Friday, July 30, 2010

Attitude Adjustment

There are days when I forget just how lucky, how blessed, how looked after I am. I'm not a naturally "glass if half full" person - I tend to be sarcastic and always kind of looking "for the catch" so to speak. And I forget on occasion, that I am privileged. There are days when I'm feeling like I don't love myself, that Jeff and I are sooo strict with our budget and money can be tight, that boy where are the days that I could buy whatever I wanted (thank you American Express!!!) and do whatever I wanted. But I just watched a Dateline episode about hunger in Ohio and it featured this one food bank that services 3,000 people monthly:

http://www.friends-n-neighbors.org/

It also told the stories of different families and how they are struggling. One family was a young mom with three children, she was young. So young, 21 years old I believe with a three year old, a two year old, and a one year old. And she was living in a van. A VAN! I almost sobbed when I realized she had a baby boy as old as my own beloved and precious Nathan and she was sleeping in a van. In the winter. She had no child support, no money coming, and she acknowledged she'd made some bad choices.

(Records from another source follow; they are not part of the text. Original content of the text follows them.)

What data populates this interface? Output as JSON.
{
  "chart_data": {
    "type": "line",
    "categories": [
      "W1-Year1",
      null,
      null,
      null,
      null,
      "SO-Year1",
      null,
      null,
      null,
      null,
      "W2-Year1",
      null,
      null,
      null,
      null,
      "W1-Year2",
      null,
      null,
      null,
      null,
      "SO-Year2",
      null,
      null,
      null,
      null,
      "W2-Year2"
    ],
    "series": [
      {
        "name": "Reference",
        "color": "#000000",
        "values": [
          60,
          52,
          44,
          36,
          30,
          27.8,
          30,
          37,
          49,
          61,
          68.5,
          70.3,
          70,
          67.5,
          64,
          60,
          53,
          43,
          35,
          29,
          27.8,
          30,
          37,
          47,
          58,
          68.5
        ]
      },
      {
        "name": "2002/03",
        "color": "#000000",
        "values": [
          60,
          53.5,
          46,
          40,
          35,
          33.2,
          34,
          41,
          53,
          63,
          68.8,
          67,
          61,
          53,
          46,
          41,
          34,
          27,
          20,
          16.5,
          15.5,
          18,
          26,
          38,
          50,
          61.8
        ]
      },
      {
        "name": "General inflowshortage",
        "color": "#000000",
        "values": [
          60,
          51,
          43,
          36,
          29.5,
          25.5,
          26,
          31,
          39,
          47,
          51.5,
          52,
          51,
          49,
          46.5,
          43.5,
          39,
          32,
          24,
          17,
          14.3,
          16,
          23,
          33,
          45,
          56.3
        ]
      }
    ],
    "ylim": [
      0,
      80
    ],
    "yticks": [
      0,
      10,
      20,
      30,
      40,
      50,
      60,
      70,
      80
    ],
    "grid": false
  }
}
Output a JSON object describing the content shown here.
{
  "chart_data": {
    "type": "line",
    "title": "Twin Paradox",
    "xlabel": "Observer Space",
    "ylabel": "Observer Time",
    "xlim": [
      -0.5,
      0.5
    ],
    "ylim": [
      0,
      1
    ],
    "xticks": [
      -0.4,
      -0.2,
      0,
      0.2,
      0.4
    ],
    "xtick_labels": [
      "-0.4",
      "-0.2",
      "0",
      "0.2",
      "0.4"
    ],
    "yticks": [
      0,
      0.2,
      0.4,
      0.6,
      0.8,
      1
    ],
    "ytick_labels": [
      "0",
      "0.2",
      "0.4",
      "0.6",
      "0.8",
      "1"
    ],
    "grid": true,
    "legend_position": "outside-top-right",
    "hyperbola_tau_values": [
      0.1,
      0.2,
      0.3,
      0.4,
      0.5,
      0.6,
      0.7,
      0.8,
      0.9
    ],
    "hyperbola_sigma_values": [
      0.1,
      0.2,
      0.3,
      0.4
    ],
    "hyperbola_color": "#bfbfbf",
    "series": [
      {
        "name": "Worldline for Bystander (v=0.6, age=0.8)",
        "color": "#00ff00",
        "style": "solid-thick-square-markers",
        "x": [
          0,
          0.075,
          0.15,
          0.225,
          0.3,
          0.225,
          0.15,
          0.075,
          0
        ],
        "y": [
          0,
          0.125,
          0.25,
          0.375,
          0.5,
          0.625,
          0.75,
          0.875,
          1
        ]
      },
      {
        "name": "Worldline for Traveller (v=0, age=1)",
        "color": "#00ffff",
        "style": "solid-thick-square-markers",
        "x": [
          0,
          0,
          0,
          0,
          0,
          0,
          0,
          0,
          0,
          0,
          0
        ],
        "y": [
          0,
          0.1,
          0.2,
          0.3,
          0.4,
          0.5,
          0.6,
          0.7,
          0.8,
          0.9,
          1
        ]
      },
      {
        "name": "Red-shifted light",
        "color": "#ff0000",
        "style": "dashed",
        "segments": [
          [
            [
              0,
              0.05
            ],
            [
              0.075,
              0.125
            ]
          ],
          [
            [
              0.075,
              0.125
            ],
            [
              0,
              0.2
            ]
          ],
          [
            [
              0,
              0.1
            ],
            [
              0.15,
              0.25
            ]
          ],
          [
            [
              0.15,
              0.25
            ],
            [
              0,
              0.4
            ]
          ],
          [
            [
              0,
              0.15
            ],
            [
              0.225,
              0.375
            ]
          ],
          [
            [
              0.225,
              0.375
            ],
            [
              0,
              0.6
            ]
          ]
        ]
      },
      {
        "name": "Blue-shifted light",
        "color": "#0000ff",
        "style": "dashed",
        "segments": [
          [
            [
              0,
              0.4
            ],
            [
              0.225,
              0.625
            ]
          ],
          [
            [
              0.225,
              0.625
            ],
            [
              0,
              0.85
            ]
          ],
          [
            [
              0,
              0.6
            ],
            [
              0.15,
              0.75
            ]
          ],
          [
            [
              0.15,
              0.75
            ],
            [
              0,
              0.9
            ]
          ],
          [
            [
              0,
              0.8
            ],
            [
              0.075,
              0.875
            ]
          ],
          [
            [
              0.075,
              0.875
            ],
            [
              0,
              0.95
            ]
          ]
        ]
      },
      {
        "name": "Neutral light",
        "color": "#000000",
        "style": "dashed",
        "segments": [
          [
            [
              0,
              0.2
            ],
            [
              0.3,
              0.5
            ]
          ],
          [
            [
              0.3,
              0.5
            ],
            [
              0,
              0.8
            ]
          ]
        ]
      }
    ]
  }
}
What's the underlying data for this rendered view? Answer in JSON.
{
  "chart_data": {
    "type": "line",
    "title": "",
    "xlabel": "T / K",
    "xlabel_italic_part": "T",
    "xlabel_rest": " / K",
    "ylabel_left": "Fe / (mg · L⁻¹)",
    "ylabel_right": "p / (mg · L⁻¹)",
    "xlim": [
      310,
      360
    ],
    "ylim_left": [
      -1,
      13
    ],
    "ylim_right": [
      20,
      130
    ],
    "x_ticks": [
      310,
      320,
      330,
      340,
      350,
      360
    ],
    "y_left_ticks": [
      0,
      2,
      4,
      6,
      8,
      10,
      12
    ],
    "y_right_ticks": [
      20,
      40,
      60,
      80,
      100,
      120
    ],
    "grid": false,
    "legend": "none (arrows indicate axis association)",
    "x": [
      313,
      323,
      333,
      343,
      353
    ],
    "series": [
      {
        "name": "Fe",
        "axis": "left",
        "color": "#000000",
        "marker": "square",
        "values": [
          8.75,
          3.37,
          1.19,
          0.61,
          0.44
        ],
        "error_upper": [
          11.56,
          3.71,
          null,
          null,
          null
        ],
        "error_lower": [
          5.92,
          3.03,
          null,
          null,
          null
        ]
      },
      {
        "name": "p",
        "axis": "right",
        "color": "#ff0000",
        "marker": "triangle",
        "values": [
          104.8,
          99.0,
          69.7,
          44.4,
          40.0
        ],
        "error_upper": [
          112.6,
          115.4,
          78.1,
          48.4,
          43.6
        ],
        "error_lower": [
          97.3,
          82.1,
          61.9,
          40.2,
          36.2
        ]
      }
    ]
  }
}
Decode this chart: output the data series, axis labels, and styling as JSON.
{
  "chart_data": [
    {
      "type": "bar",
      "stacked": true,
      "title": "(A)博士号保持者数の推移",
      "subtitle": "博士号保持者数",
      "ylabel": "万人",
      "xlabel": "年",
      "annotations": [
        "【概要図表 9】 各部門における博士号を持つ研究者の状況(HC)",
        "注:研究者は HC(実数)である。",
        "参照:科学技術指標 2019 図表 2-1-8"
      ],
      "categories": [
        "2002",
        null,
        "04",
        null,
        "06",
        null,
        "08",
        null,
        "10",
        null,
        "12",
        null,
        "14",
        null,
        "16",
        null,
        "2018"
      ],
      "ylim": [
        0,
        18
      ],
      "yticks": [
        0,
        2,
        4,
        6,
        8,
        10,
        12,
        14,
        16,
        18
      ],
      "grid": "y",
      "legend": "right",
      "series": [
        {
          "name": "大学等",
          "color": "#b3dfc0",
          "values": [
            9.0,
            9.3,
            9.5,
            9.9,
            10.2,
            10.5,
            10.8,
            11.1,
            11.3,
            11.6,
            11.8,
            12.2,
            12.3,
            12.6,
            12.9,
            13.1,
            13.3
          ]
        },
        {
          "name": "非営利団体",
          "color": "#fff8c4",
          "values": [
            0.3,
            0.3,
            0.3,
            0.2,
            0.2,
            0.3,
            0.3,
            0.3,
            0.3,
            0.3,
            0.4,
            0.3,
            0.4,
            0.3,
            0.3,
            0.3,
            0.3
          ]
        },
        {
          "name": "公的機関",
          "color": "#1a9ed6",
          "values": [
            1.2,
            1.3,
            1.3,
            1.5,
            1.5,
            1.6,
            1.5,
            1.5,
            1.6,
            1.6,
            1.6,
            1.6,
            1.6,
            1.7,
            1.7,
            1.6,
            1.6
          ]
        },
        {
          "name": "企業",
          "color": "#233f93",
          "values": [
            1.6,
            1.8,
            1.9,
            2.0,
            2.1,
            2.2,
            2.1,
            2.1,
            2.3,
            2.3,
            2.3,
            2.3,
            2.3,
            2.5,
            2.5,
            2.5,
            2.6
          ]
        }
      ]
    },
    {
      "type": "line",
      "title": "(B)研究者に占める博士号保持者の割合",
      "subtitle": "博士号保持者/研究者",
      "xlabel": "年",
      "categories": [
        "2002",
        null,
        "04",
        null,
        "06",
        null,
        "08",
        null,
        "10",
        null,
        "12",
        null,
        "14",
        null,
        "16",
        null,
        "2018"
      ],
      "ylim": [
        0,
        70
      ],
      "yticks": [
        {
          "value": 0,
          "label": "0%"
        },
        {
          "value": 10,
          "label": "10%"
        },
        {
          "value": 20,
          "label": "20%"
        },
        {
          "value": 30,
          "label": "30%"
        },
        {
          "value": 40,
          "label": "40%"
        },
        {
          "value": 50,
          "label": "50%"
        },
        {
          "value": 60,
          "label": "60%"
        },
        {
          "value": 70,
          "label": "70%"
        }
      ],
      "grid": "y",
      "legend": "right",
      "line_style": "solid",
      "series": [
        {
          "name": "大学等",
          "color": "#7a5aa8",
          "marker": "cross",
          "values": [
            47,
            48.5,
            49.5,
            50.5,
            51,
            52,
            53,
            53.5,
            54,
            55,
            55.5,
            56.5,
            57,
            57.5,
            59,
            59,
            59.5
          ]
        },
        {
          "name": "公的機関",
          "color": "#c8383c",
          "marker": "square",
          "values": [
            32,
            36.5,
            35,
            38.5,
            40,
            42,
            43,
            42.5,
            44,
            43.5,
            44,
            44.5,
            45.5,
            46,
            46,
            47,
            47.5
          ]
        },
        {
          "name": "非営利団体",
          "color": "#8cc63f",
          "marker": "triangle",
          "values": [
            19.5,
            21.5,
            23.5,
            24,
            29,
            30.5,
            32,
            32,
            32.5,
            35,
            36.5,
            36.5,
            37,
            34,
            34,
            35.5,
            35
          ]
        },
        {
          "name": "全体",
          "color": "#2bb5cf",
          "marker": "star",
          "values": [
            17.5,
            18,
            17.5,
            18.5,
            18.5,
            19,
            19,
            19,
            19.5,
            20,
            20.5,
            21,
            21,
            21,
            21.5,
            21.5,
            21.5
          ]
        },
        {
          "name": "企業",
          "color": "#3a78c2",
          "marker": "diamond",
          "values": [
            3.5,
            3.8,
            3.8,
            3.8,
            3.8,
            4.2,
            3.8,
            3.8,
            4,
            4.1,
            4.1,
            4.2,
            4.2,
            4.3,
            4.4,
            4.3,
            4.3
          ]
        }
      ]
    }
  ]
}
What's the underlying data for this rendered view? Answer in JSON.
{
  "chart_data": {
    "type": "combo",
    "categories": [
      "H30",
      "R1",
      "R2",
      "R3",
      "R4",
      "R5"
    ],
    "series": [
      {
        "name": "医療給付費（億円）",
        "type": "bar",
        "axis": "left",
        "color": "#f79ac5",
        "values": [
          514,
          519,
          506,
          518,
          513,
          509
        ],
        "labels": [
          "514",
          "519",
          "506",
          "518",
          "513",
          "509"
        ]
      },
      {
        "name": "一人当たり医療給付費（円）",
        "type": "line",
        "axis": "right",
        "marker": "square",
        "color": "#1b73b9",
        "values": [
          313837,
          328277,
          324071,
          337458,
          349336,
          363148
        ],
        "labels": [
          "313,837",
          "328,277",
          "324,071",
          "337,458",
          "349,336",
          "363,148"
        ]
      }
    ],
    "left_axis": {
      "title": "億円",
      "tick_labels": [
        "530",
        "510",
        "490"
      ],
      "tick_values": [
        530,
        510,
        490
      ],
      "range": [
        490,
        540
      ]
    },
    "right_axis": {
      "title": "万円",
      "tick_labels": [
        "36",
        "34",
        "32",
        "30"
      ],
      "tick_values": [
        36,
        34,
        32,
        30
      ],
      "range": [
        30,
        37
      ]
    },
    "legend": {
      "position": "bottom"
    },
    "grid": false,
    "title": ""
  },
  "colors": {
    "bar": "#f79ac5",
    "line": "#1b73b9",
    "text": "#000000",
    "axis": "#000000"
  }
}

It just got me thinking. Your starting game, the way you enter life, can either make you or break you. She had no family to help her. She had nothing. Her children's father - nothing. While I sniffle and watch her story I think about how unfair it is that I have so much, and she has so little. My own baby boy has so many toys I CYCLE THEM OUT so he doesn't get overwhelmed. He has clothes and food (need I say that I even spend more on ORGANIC FOOD because it's supposed to be better for him?) and he has really everything his heart could desire. This poor mom was making her own diapers for her baby boy out of underpants stuffed with a dishtowel. It breaks my heart on so many levels. I know Jeff and I are lucky in that we have family who have and will stand by us. That if the worst happened, we would have a home. We would have a MULTITUDE of homes to choose from among family members who would gladly take us in. If we were hungry, we have family who could, and would, feed us. It's gut wrenching. I can sit here and get angry that this girl, who admittedly knew of birth control and still had three children, yet I ache for her. I ache for her children. Children who are not getting the head start that Nathan is getting. Children who might possibly wind up in similar situations as their mother.

It made me think that I need to definitely adopt a more positive attitude in life. To remember that I may not have had the easiest life at times, but that I am still lucky. Very, very, very lucky.